“I’ve always wanted a mirror like this.” She stares at it with a dreamy look on her face. Standing at the door, Elettra watches her and smiles, happy to be able to share in that little emotion.
“And just think, I almost never use it …,” she says.
“Why not?”
“I’ve got sort of a problem with mirrors,” Elettra says with a sheepish smile. “The more I use them, the more … the more they lose their shininess and turn dull.”
Mistral laughs. “You’re joking, right?”
“No. And that’s not all. I burn out lightbulbs and all kinds of electrical devices. So for me, a mirror surrounded by lightbulbs is a sort of … minefield.”
Her curiosity piqued, Mistral asks her a few questions, laughing with amusement at this oddity. Her triangular face reflected amid the lightbulbs is a portrait of tranquility itself. And so, as Elettra answers her questions, she’s very happy to gradually do away with her label of wimp, replacing it with a more positive one: romantic dreamer.
“What are you thinking?” the French girl asks her, resting her hands on the edge of the sink.
Elettra snaps out of it. “Huh?”
“It’s like you were looking at me through a magnifying glass … or am I wrong?”
“Oh, no, sorry. It’s just been a long time since …” Elettra gathers her hair in both hands and lets it tumble back down onto her shoulders. “Since I shared this room with a friend.”
Mistral smiles in reply, making a vague gesture with her hand. “I’m the one who’s sorry. Because of my mother’s job, I’m alone a lot, too. And as soon as I’m around other people, I get the feeling I’m being ripped apart and judged.”
“I wasn’t ripping you apart, believe me. Quite the opposite.”
“Just pretend I didn’t even say it.”
“Okay,” Elettra says, changing the subject, “so what does your mother do?”
“She works with perfume,” Mistral explains. “That is, she makes it.”
“She makes perfume? How?”
“Oh, hopefully I’ll learn that when I’m older. You need to go to a special school. The one I want to go to is called International Flavors and Fragrances.”

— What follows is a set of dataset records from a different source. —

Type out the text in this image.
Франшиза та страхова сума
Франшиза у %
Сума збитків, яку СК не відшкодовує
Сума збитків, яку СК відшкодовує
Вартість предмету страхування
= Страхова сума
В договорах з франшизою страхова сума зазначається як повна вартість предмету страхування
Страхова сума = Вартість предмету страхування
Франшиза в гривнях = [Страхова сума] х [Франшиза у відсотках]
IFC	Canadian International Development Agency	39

“You mean there are perfume schools?”
“In France, yes.”
“And where’s the one you like?”
“In Grasse, a town on the Côte d’Azur. They’ve been making perfume there for hundreds of years. It’s not easy, believe me. To become a perfumer you need to study a lot. You need to know how to tell the difference between the various fragrances in the right categories. There are perfumes that affect the mind, the heart, the spirit, which are light and soft, and then there are earthy ones, which last the longest. Perfumes can be sharp, sweet, sandy, natural, chemical. … It’s enough to make your head spin!”
“Wow,” murmurs Elettra, fascinated. “I didn’t know there were people who … who were actually trained to make perfumes.”

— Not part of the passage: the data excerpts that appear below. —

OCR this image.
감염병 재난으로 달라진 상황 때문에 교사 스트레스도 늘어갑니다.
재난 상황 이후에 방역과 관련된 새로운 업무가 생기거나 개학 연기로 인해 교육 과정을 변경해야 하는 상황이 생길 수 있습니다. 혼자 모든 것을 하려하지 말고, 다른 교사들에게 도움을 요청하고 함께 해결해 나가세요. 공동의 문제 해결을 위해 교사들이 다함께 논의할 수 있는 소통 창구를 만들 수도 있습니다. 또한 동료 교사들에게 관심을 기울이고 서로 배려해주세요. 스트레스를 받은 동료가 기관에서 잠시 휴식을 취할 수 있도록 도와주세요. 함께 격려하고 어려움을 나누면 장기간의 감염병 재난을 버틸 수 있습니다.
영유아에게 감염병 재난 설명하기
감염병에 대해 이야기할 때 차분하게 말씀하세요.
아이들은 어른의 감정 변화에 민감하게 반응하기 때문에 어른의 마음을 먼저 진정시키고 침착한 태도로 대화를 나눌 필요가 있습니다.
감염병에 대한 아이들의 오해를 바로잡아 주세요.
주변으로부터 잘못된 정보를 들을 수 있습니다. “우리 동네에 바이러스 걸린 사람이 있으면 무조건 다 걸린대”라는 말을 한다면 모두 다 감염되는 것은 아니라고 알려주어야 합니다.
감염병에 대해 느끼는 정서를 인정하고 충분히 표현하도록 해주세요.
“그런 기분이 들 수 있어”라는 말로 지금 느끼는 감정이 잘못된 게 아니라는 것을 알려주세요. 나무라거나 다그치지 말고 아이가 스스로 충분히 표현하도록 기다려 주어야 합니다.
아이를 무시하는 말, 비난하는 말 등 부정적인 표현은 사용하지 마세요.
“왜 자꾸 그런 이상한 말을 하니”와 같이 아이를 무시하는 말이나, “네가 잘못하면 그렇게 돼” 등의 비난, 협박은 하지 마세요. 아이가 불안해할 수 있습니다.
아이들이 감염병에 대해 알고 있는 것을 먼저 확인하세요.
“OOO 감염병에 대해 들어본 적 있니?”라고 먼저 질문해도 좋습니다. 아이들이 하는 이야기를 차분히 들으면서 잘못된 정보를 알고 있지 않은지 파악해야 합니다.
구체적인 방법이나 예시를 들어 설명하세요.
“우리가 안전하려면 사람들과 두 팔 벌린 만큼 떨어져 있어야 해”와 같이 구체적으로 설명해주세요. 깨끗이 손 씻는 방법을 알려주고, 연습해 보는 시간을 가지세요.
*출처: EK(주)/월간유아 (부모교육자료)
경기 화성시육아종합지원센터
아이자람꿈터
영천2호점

As the two girls are talking about the smell of lavender and the large copper stills used to distill rose water, there is a second knock on the door.
It’s Sheng, already in his pajamas. The Chinese boy with a pageboy haircut that looks like it was cut with a bowl is sporting cheerful, blue-striped, two-piece pj’s and a pair of cumbersome red gym shoes.
“I forgot my slippers at home,” he explains at once, noticing the girls’ bafflement.
Elettra goes to shut the door, but Sheng tells her that Harvey, the American, is on his way down, too. “I heard footsteps in the hall behind me.”
And, in fact, a few moments later, Harvey appears in the doorway. Despite his height, he’s all hunched over, as though he has a world of problems hanging from his neck. And his hair is over his eyes, as though he doesn’t want to see anything except his feet. “I haven’t got any pajamas,” he says, looking at Sheng’s striped pj’s. “Is that okay?”
“How are you going to sleep without them?”